As its app marketplace matured, APIs become more developer friendly and clusters started to form. The result was billions of dollars of cost-efficient value creation for Xero’s partners:
If someone’s coming to our app store or working with us, they’ll always look at that label, that API connection, or that extra subscription they’ve got and go, “Wow, that’s the best CAC we could ever spend.” There are app partners in our ecosystem that have hundreds of millions of dollars valuation, billions of dollars valuation, and they’ve got 30%, 40%, 50% of their customers with Xero.
Xero’s partner ecosystem oriented around the goal of serving small businesses with the software they needed to run their business, starting with accounting and expanding outwards from there - in some cases it made sense for Xero to build new SKUs, and in others it made less sense.
When you started to stitch up the data, it brought the product alive to another level, but as we went further out, we found this long tail of amazing opportunity as well that was just never going to be feasible to get into.
Similar synergies are evident at PayPal, Block, Wise, and other listed fintechs - adjacencies to the core value proposition for their ICP, increasing the gravity of their platforms.
Ramp has a marketplace of lenders (e.g. Capchase) and accounting vendors (e.g. Pilot).
Starling offers its checking account customers a financial product marketplace spanning credit, mortgages, insurance and wealth management.
Rippling’s app marketplace of 500+ apps encompasses the entire spectrum of application software from HR to Finance to IT.
Klarna’s partner ecosystem includes PSPs and technology providers.
As we’ve discussed before, investing in partnerships is akin to R&D for the long-term durability of the GTM motion. Platforms accrue the lion’s share of the value, but from the perspective of an early stage company, fishing in a late-stage company’s captive customer base must be one of the top considerations for customer acquisition in the current climate (as Xero’s partners have found).
The challenge is identifying the right marketplaces that will drive high intent traffic and then allocating the requisite resources from an account management perspective to extract maximum value from listing.
I’d love to hear your thoughts on further fintech distribution channels that I’ve missed and your experiences on navigating the listing process - surprisingly, there is little literature on how to expedite the process.
What I’m Reading
Do You Want to Manage or Do You Want to Invest?
Charles Hudson of Precursor Ventures asks the question of GPs as venture funds scale into territory where management supersedes investing responsibilities.
Using Generative AI to Unlock Probabilistic Products
Anish Acharya of a16z poses a loose framework for how to incorporate LLMs into fintech products based on tolerance for probabilistic outputs.
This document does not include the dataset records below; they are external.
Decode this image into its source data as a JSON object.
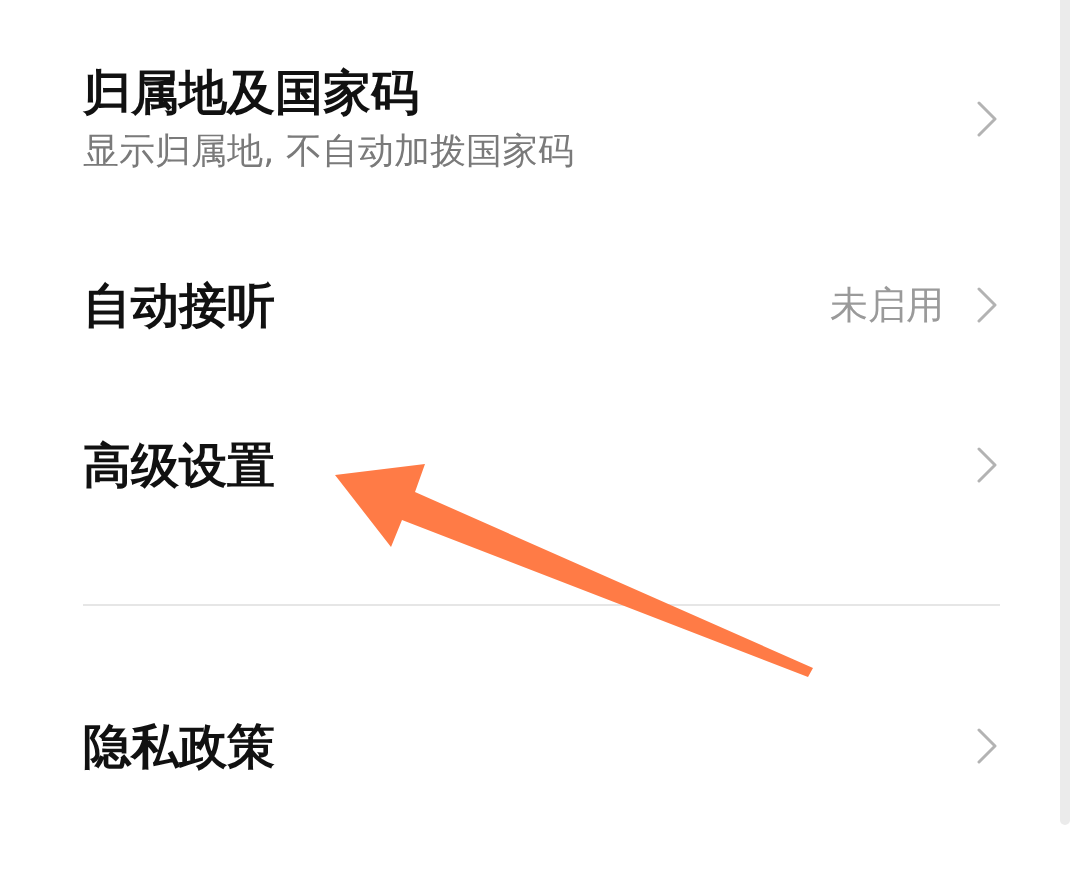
{
  "sections": [
    {
      "rows": [
        {
          "title": "归属地及国家码",
          "subtitle": "显示归属地, 不自动加拨国家码",
          "pointed_at": false
        },
        {
          "title": "自动接听",
          "value": "未启用",
          "pointed_at": false
        },
        {
          "title": "高级设置",
          "pointed_at": true
        }
      ]
    },
    {
      "rows": [
        {
          "title": "隐私政策",
          "pointed_at": false
        }
      ]
    }
  ]
}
Given that JP Morgan is exploring adding ChatGPT to Chase, many thorny questions will be raised around how to navigate various trade-offs around accuracy and the stochastic nature of the models.
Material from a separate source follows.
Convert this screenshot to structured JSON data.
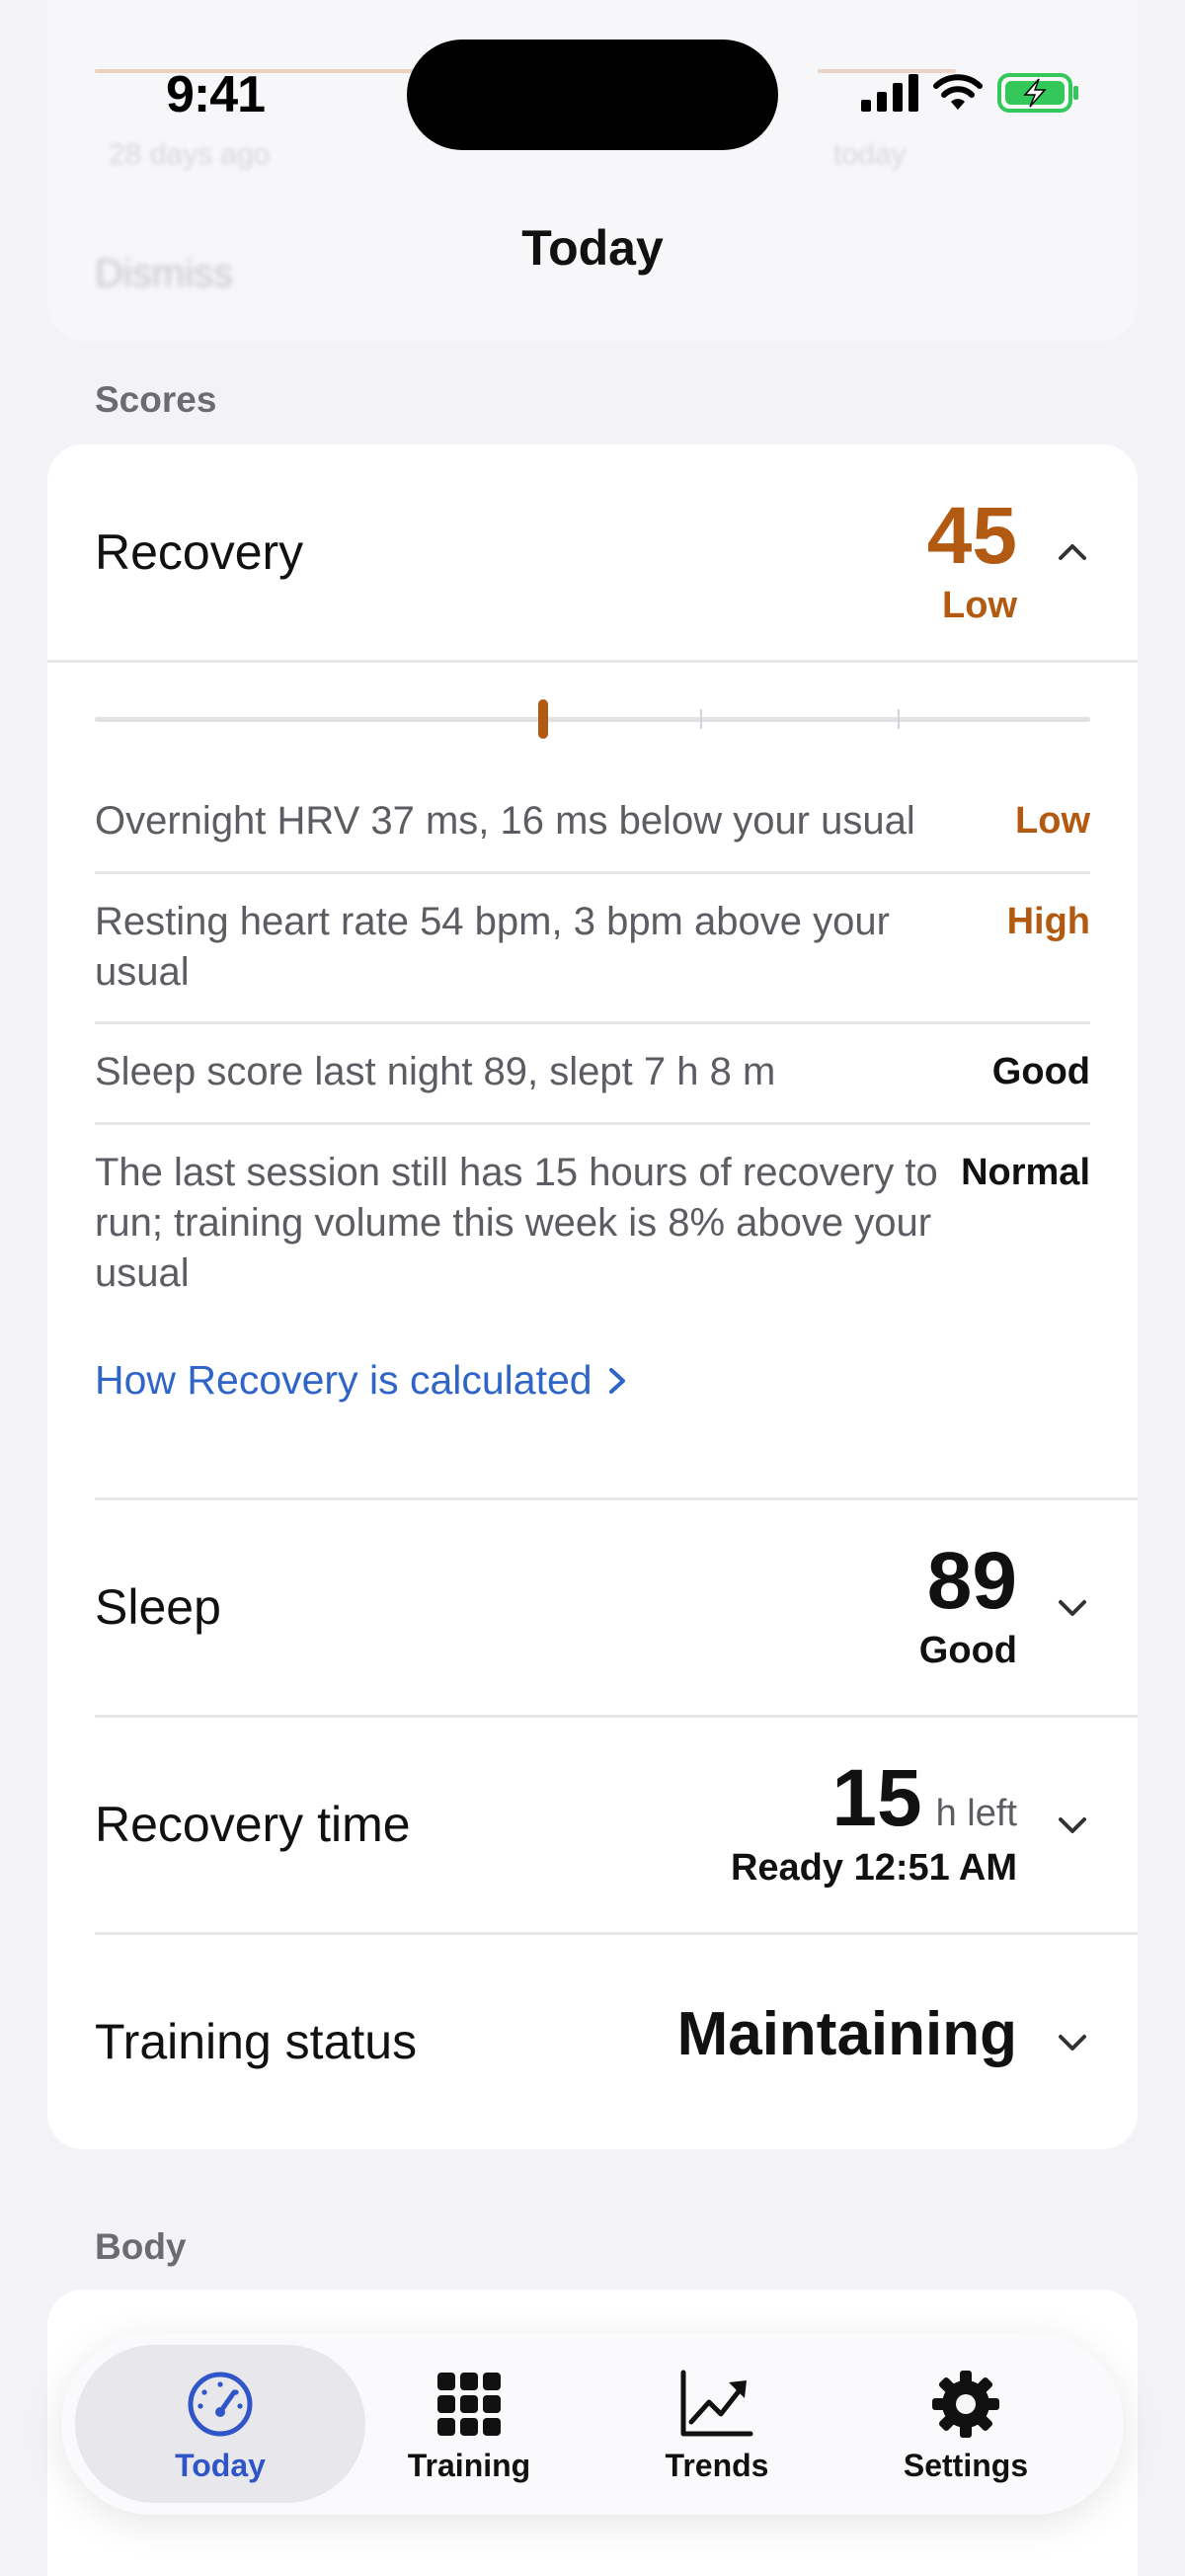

SlopeGPT: The first payments risk model powered by GPT-4
Slope, the B2B Payments company, found GPT-4 meaningfully additive to its risk models as it was able to more accurately categorise revenues and expenses for the customers it was underwriting.
Buffett-backed Nubank reports record revenue on steady user growth
Nubank has grown ARPU by 30% YoY to $8.6, further cementing its multi-product expansion. There’s a sizeable greenfield opportunity in payroll-attached lending too, which they’ll be going after shortly.
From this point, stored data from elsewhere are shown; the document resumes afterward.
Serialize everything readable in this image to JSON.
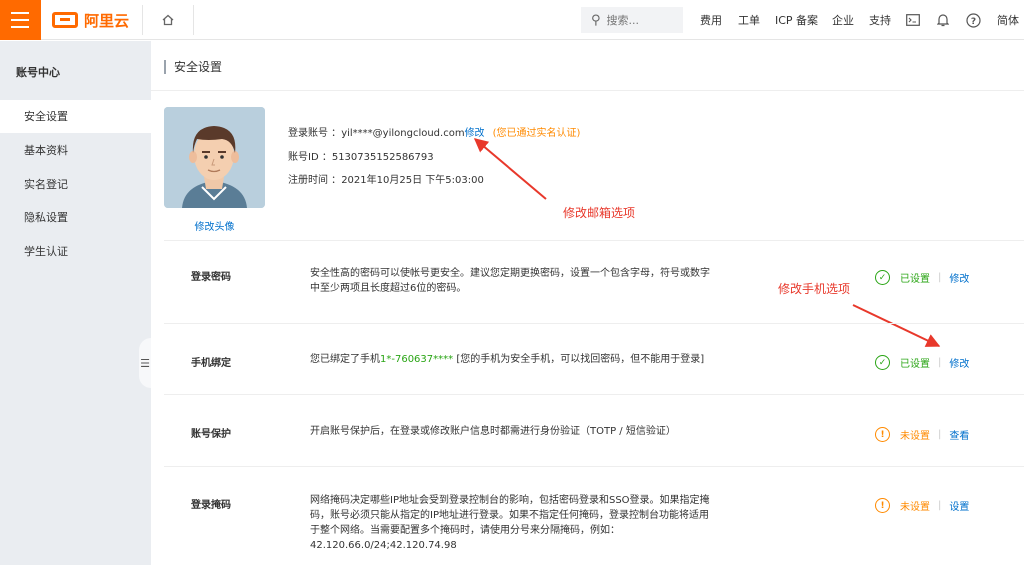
{
  "topbar": {
    "logo_text": "阿里云",
    "search_placeholder": "搜索...",
    "nav": [
      "费用",
      "工单",
      "ICP 备案",
      "企业",
      "支持"
    ],
    "lang": "简体"
  },
  "sidebar": {
    "title": "账号中心",
    "items": [
      "安全设置",
      "基本资料",
      "实名登记",
      "隐私设置",
      "学生认证"
    ]
  },
  "page": {
    "title": "安全设置"
  },
  "profile": {
    "avatar_edit": "修改头像",
    "account_label": "登录账号 ：",
    "account_value": "yil****@yilongcloud.com",
    "account_edit": "修改",
    "verified": "(您已通过实名认证)",
    "id_label": "账号ID ：",
    "id_value": "5130735152586793",
    "reg_label": "注册时间 ：",
    "reg_value": "2021年10月25日 下午5:03:00"
  },
  "annotations": {
    "email": "修改邮箱选项",
    "phone": "修改手机选项"
  },
  "rows": [
    {
      "name": "登录密码",
      "desc_lines": [
        "安全性高的密码可以使帐号更安全。建议您定期更换密码，设置一个包含字母，符号或数字",
        "中至少两项且长度超过6位的密码。"
      ],
      "status": "已设置",
      "action": "修改"
    },
    {
      "name": "手机绑定",
      "desc_prefix": "您已绑定了手机",
      "desc_phone": "1*-760637****",
      "desc_suffix": " [您的手机为安全手机，可以找回密码，但不能用于登录]",
      "status": "已设置",
      "action": "修改"
    },
    {
      "name": "账号保护",
      "desc_lines": [
        "开启账号保护后，在登录或修改账户信息时都需进行身份验证（TOTP / 短信验证）"
      ],
      "status": "未设置",
      "action": "查看"
    },
    {
      "name": "登录掩码",
      "desc_lines": [
        "网络掩码决定哪些IP地址会受到登录控制台的影响，包括密码登录和SSO登录。如果指定掩",
        "码，账号必须只能从指定的IP地址进行登录。如果不指定任何掩码，登录控制台功能将适用",
        "于整个网络。当需要配置多个掩码时，请使用分号来分隔掩码，例如：",
        "42.120.66.0/24;42.120.74.98"
      ],
      "status": "未设置",
      "action": "设置"
    }
  ],
  "colors": {
    "brand": "#ff6a00",
    "link": "#0070cc",
    "ok": "#2aa515",
    "warn": "#ff8a00",
    "annotation": "#e8382b"
  }
}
Alan’s plan with Generative AI
The French insurtech Alan and it’s executive team have wholeheartedly embraced LLM capabilities inside their organisation, starting with workshops on how to boost productivity and efficiency. The initial gains may be marginal, but setting the right culture of curiosity and eagerness to learn will yield innumerable benefits in the medium-term to organisations who adopt this posture.